American Journal of Science
- Discipline: Earth Science
- Language: English

Publication details
- History: 1818–present
- Publisher: American Journal of Science (United States of America)
- Frequency: 10/year
- Impact factor: 2.917 (2014)

Standard abbreviations
- ISO 4: Am. J. Sci.

Indexing
- ISSN: 0002-9599 (print) 1945-452X (web)

Links
- Journal homepage; Yale University page;

= American Journal of Science =

The American Journal of Science (AJS) is the United States of America's longest-running scientific journal, having been published continuously since its conception in 1818 by Professor Benjamin Silliman, who edited and financed it himself. It was initially called the American Journal of Science and Arts until a name change in 1880, but its focus was always on natural sciences and especially on geology and related subjects.
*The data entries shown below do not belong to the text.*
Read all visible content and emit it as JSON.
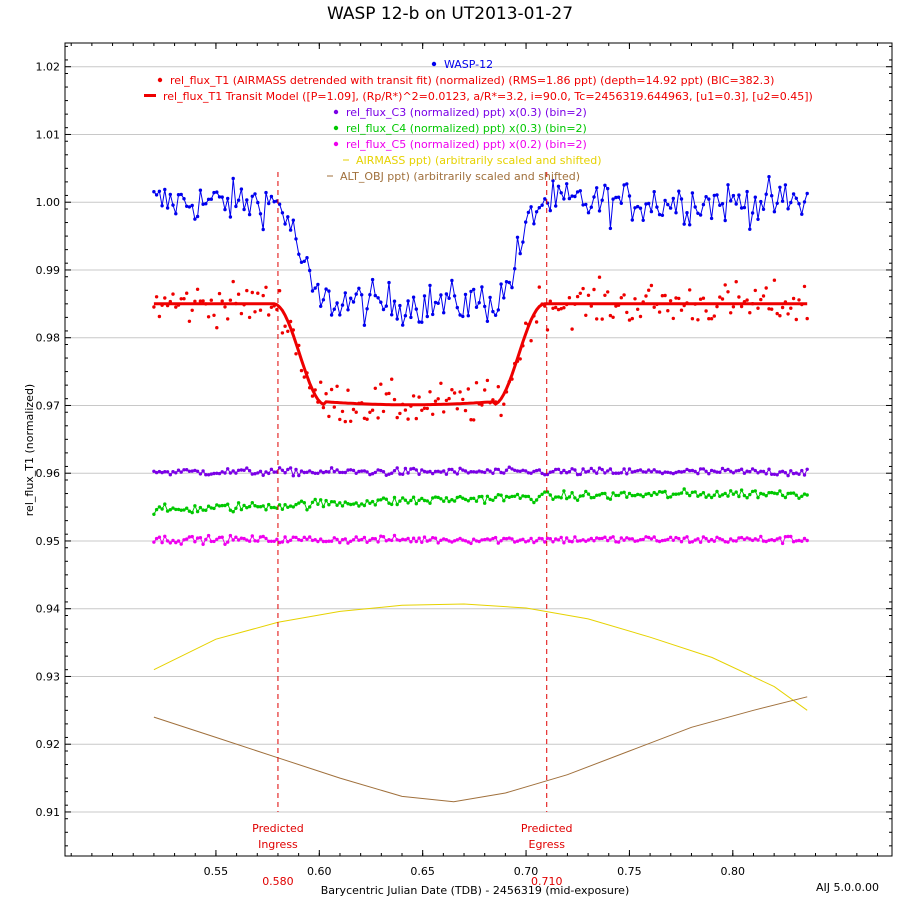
{
  "chart_data": {
    "type": "scatter",
    "title": "WASP 12-b on UT2013-01-27",
    "xlabel": "Barycentric Julian Date (TDB) - 2456319 (mid-exposure)",
    "ylabel": "rel_flux_T1 (normalized)",
    "xlim": [
      0.477,
      0.877
    ],
    "ylim": [
      0.9035,
      1.0235
    ],
    "x_ticks": [
      "0.55",
      "0.60",
      "0.65",
      "0.70",
      "0.75",
      "0.80"
    ],
    "y_ticks": [
      "1.02",
      "1.01",
      "1.00",
      "0.99",
      "0.98",
      "0.97",
      "0.96",
      "0.95",
      "0.94",
      "0.93",
      "0.92",
      "0.91"
    ],
    "grid": "horizontal",
    "footer": "AIJ 5.0.0.00",
    "markers": [
      {
        "x": 0.58,
        "value_label": "0.580",
        "label_line1": "Predicted",
        "label_line2": "Ingress"
      },
      {
        "x": 0.71,
        "value_label": "0.710",
        "label_line1": "Predicted",
        "label_line2": "Egress"
      }
    ],
    "x_range": [
      0.52,
      0.836
    ],
    "n_points": 240,
    "transit": {
      "ingress_start": 0.578,
      "ingress_end": 0.603,
      "egress_start": 0.684,
      "egress_end": 0.709
    },
    "series": [
      {
        "name": "WASP-12",
        "color": "#0000ee",
        "style": "line+points",
        "baseline": 1.0,
        "depth": 0.015,
        "scatter": 0.0022
      },
      {
        "name": "rel_flux_T1 (AIRMASS detrended with transit fit) (normalized) (RMS=1.86 ppt) (depth=14.92 ppt) (BIC=382.3)",
        "color": "#ee0000",
        "style": "points",
        "baseline": 0.985,
        "depth": 0.0149,
        "scatter": 0.0022
      },
      {
        "name": "rel_flux_T1 Transit Model ([P=1.09], (Rp/R*)^2=0.0123, a/R*=3.2, i=90.0, Tc=2456319.644963, [u1=0.3], [u2=0.45])",
        "color": "#ee0000",
        "style": "model",
        "baseline": 0.985,
        "depth": 0.0149
      },
      {
        "name": "rel_flux_C3 (normalized) ppt) x(0.3) (bin=2)",
        "color": "#7a00e6",
        "style": "line+points",
        "baseline": 0.9602,
        "scatter": 0.0004
      },
      {
        "name": "rel_flux_C4 (normalized) ppt) x(0.3) (bin=2)",
        "color": "#00c800",
        "style": "line+points",
        "baseline": 0.9545,
        "scatter": 0.0005
      },
      {
        "name": "rel_flux_C5 (normalized) ppt) x(0.2) (bin=2)",
        "color": "#ee00ee",
        "style": "line+points",
        "baseline": 0.9502,
        "scatter": 0.0004
      },
      {
        "name": "AIRMASS ppt) (arbitrarily scaled and shifted)",
        "color": "#e6d200",
        "style": "curve",
        "x": [
          0.52,
          0.55,
          0.58,
          0.61,
          0.64,
          0.67,
          0.7,
          0.73,
          0.76,
          0.79,
          0.82,
          0.836
        ],
        "y": [
          0.931,
          0.9355,
          0.938,
          0.9396,
          0.9405,
          0.9407,
          0.9401,
          0.9385,
          0.9358,
          0.9328,
          0.9285,
          0.925
        ]
      },
      {
        "name": "ALT_OBJ ppt) (arbitrarily scaled and shifted)",
        "color": "#a0703c",
        "style": "curve",
        "x": [
          0.52,
          0.55,
          0.58,
          0.61,
          0.64,
          0.665,
          0.69,
          0.72,
          0.75,
          0.78,
          0.81,
          0.836
        ],
        "y": [
          0.924,
          0.921,
          0.918,
          0.915,
          0.9123,
          0.9115,
          0.9128,
          0.9155,
          0.919,
          0.9225,
          0.925,
          0.927
        ]
      }
    ]
  }
}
In early years, the journal was often referred to as "Silliman's Journal", and the publication became associated with Yale University due to his long tenure there (1804–1853). The editorship long remained in the family of Professor Silliman, as he was assisted by his son, Benjamin Silliman Jr., from 1838. On the death of the elder Silliman in 1864, he was succeeded as chief editor by his son-in-law, James Dwight Dana, and then from 1895 till 1926 by Dana's son Edward Salisbury Dana. Associate editors included the botanist Asa Gray and the zoologist Louis Agassiz.

The current editors are Mark Brandon Yale University, C. Page Chamberlain Stanford University, Louis Derry Cornell University, Francis Macdonald UC Berkeley, and Ann Pearson Harvard University.